Coleman/Franken weekend roundup
This was a big weekend for Sen. Norm Coleman and Al Franken in their bid for Minnesota's Senate seat. This is getting intense!
The big news: Franken is leading Coleman 43 to 34 percent, according to a new Minnesota poll released by the Star Tribune on Saturday. Independence Party candidate Dean Barkley is supported by 18 percent of respondents. This is Franken's first commanding lead in a poll.
According to the Star Tribune:
The survey, conducted Tuesday through Thursday by Princeton Survey Research Associates International among 1,084 likely Minnesota voters, shows Franken leading Coleman 43 to 34 percent. Independence Party candidate Dean Barkley is supported by 18 percent of respondents.
Franken’s lead is outside the poll’s margin of sampling error, plus or minus 3.7 points.
Coleman led Franken by four points in last month’s Minnesota Poll.
This is a stark difference from the SurveyUSA poll we reported on last week. The survey, commissioned by KSTP-TV the same week, showed Coleman with a 10-point lead over Franken, 43 to 33 percent.
We aren't the only ones surprised. MinnPost's Eric Black and David Brauer analyzed the two polls, favoring the Star Tribune:
The SUSA poll was taken Tuesday-Wednesday; the Strib's Tuesday-Thursday. SUSA sampled 725 likely voters, compared with the Strib's 1,084 likely voters. Both polls have a margin of sampling error of plus/minus 3.7 percentage points.
If you want to know which poll to believe more, the Strib's has the larger sample size and the advantage of the older, more established human interview methodology. SUSA uses robotic voice interviews.
One more suspicious indicator about the SUSA/KSTP poll is that the same poll of the same sample found John McCain with a slight lead over Barack Obama in Minnesota, which is contrary to the findings of most recent Minnesota prez polls.
In other debate news, the candidates faced off Sunday in a Rochester debate. The debate wasn't televised, but you can watch it here.
The Star Tribune has a recap of the debate.
Here are the highlights:
Throughout the evening, Coleman defended his six-year career in the Senate while characterizing Franken as an intemperate talker rather than a doer.

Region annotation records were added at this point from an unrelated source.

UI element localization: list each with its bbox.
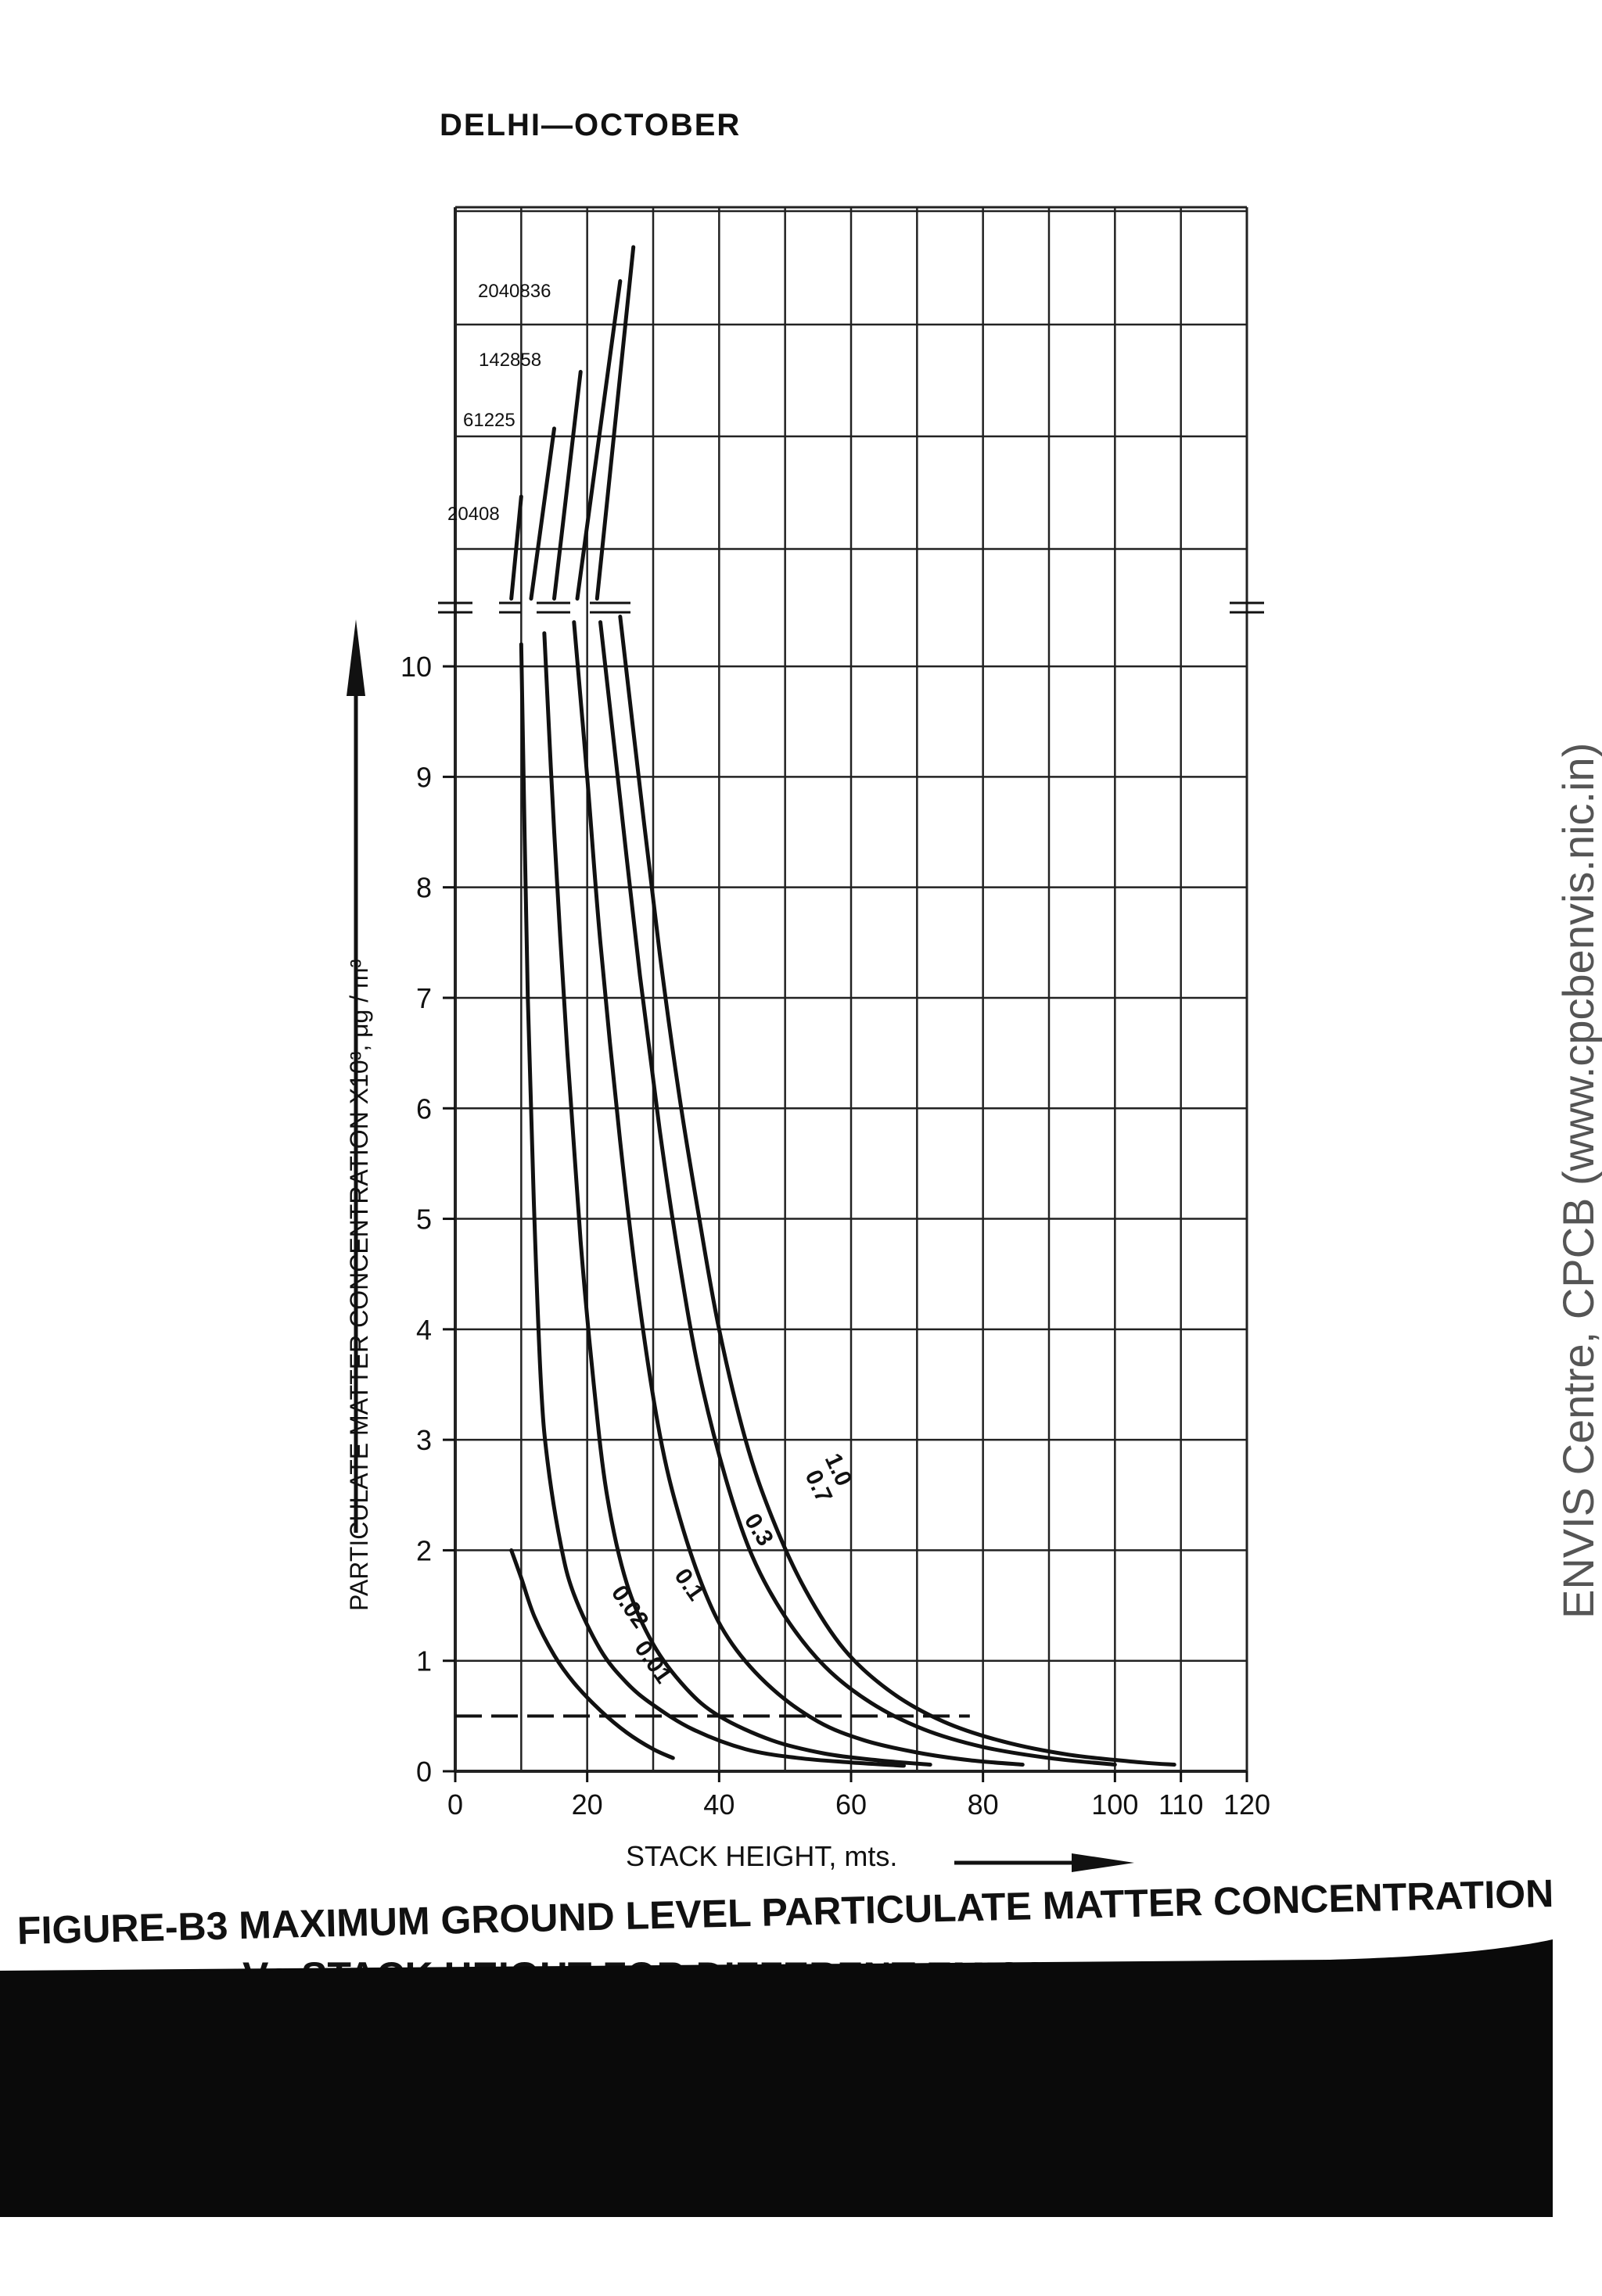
series-upper-line-0 <box>509 494 523 601</box>
series-line-0.3 <box>572 620 1025 1767</box>
chart-grid <box>454 207 1248 1773</box>
x-tick-label: 110 <box>1158 1788 1203 1821</box>
x-tick-label: 60 <box>835 1788 867 1821</box>
x-tick-label: 20 <box>572 1788 603 1821</box>
y-tick-label: 5 <box>416 1204 432 1236</box>
x-tick-label: 120 <box>1223 1788 1270 1821</box>
chart-series <box>455 245 1176 1768</box>
y-tick-label: 10 <box>400 651 432 683</box>
x-axis-label: STACK HEIGHT, mts. <box>626 1840 897 1872</box>
y-tick-label: 7 <box>416 982 432 1014</box>
x-tick-label: 40 <box>703 1788 735 1821</box>
y-axis-label: PARTICULATE MATTER CONCENTRATION X10³, μ… <box>345 959 373 1611</box>
series-label: 0.01 <box>629 1636 677 1688</box>
watermark: ENVIS Centre, CPCB (www.cpcbenvis.nic.in… <box>1554 742 1602 1619</box>
upper-series-label: 2040836 <box>478 281 551 302</box>
chart-series-labels: 0.010.02 0.10.30.71.020408612251428582040… <box>447 281 857 1688</box>
y-tick-label: 3 <box>416 1424 432 1456</box>
series-line-0.01 <box>509 1548 675 1760</box>
series-upper-line-1 <box>529 426 556 601</box>
y-axis-arrow <box>347 619 365 1533</box>
x-tick-label: 0 <box>447 1788 463 1821</box>
series-upper-line-2 <box>552 370 583 601</box>
x-tick-label: 100 <box>1091 1788 1138 1821</box>
series-line-0.02 <box>519 642 906 1768</box>
chart-ticks: 0 20 40 60 80 100 110 120 0 1 2 3 4 5 6 7 8 9 10 <box>400 651 1270 1821</box>
y-tick-label: 0 <box>416 1756 432 1788</box>
chart-axes <box>438 206 1264 1771</box>
y-tick-label: 6 <box>416 1092 432 1125</box>
upper-series-label: 20408 <box>447 504 500 525</box>
series-line-0.7 <box>598 620 1117 1767</box>
chart-header-title: DELHI—OCTOBER <box>440 108 742 142</box>
y-tick-label: 2 <box>416 1534 432 1566</box>
series-upper-line-4 <box>594 245 636 601</box>
series-label: 0.1 <box>670 1564 709 1605</box>
x-tick-label: 80 <box>968 1788 999 1821</box>
y-tick-label: 9 <box>416 761 432 793</box>
upper-series-label: 142858 <box>479 350 541 371</box>
series-line-1.0 <box>618 615 1176 1767</box>
series-label: 0.02 <box>606 1580 654 1633</box>
y-tick-label: 4 <box>416 1314 432 1346</box>
y-tick-label: 1 <box>416 1645 432 1677</box>
series-line-0.1 <box>542 631 932 1767</box>
y-tick-label: 8 <box>416 872 432 904</box>
upper-series-label: 61225 <box>463 410 515 431</box>
series-upper-line-3 <box>575 279 623 601</box>
x-axis-arrow <box>954 1853 1134 1872</box>
scan-black-bar <box>0 1939 1553 2217</box>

Franken linked Coleman's votes to campaign donations Coleman has taken from oil, drug and insurance interests over the years, reinforcing a line he has developed in his ads, that Coleman is a tool of corporate interests.
Barkley came out with possibly the toughest prescription of the night on remedies for the nation's ailing economy. The first bill he would propose, he said, "would be a four-year spending cap."
The negative ads in the race are receiving a lot of attention and we are sure more will be debuted as the campaign continues to heat up. We will keep you updated this week with all of the mud slinging and name calling. At least now we know they are say it to the other person's face. Sort of.